We have here certainly a story of trance and of the soul leaving the body, but probably after it has passed through the minds of story-tellers who have forgotten its original meaning. There is no mention of any one taking Cuchulain's place, but Prof. Rhys in his reconstruction of the original form of the story of "Cuchulain and the Beetle of Forgetfulness," a visit also to the other world, makes the prince who summoned him to the adventure take his place in the court of Ulster. There are many stories belonging to different countries, of people whose places are taken for a time by angels or spirits or gods, the best known being that of the nun and the Virgin Mary, and all may have once been stories of changelings and entranced persons. Pwyll and Arawyn in the Mabinogion change places for a year, Pwyll going to the court of the dead in the shape of Arawyn to overcome his enemies, and Arawyn going to the court of Dyved.

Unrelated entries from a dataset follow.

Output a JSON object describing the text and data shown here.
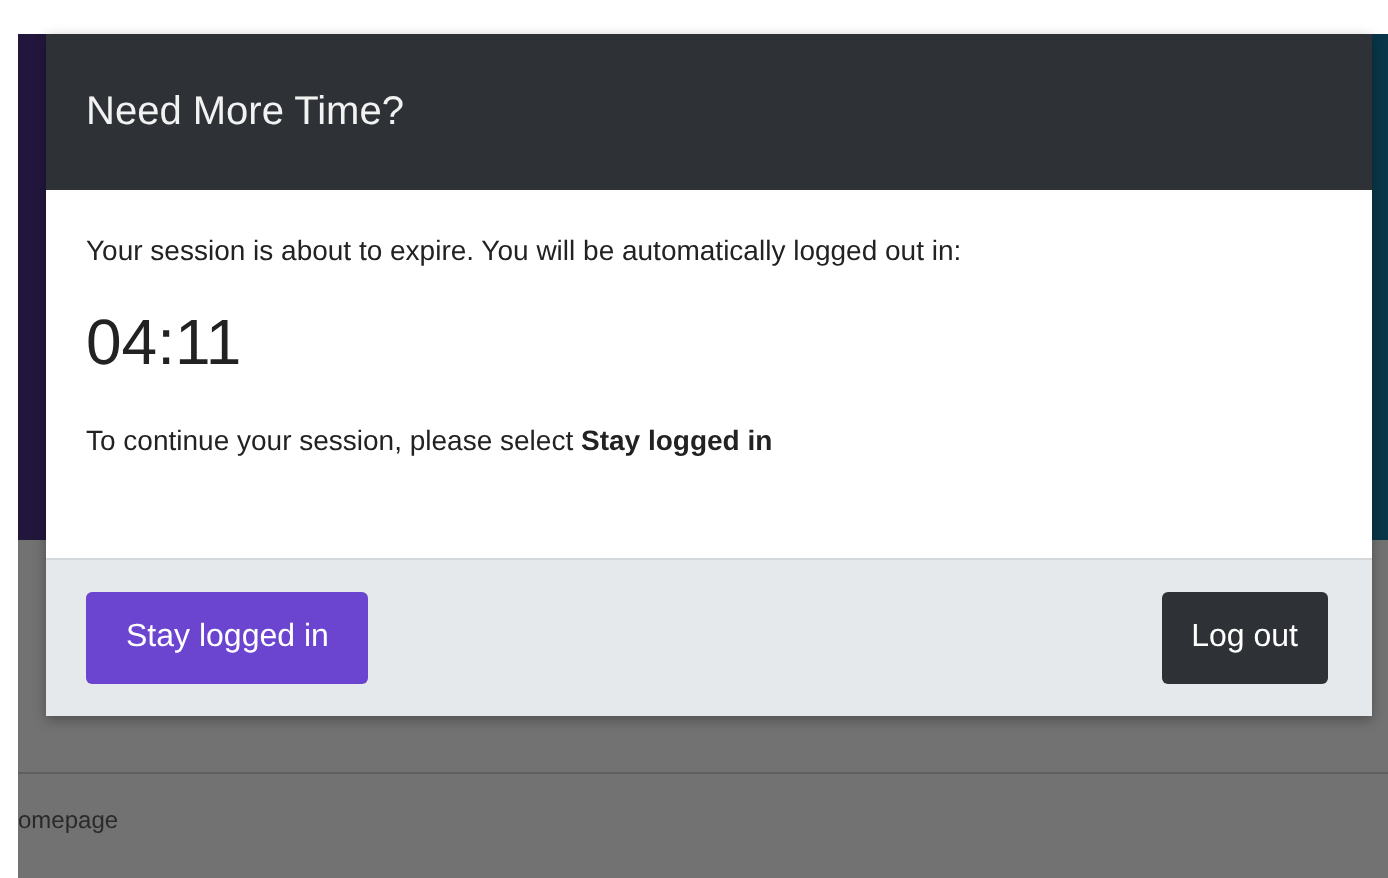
{
  "page": {
    "breadcrumb": "omepage"
  },
  "dialog": {
    "title": "Need More Time?",
    "message": "Your session is about to expire. You will be automatically logged out in:",
    "countdown": "04:11",
    "instruction": "To continue your session, please select **Stay logged in**",
    "buttons": [
      {
        "label": "Stay logged in",
        "kind": "primary"
      },
      {
        "label": "Log out",
        "kind": "dark"
      }
    ]
  }
}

Pwyll overcomes Arawyn's enemies with one blow and the changeling's rule at Dyved was marvellous for its wisdom. In all these stories strength comes from men and wisdom from among gods who are but shadows. I have read somewhere of a Norse legend of a false Odin that took the true Odin's place, when the sun of summer became the wintry sun. When we say a man has had a stroke of paralysis or that he is touched we refer perhaps to a once universal faery belief.

Note [40]. I suppose this woman who was glad to "pick a bit of what was in the pigs' trough" had passed along the roads in a state of semi-trance, living between two worlds. Boehme had for seven days what he called a walking trance that began by his gazing at a gleam of light on a copper pot and in that trance truth fell upon him "like a bursting shower."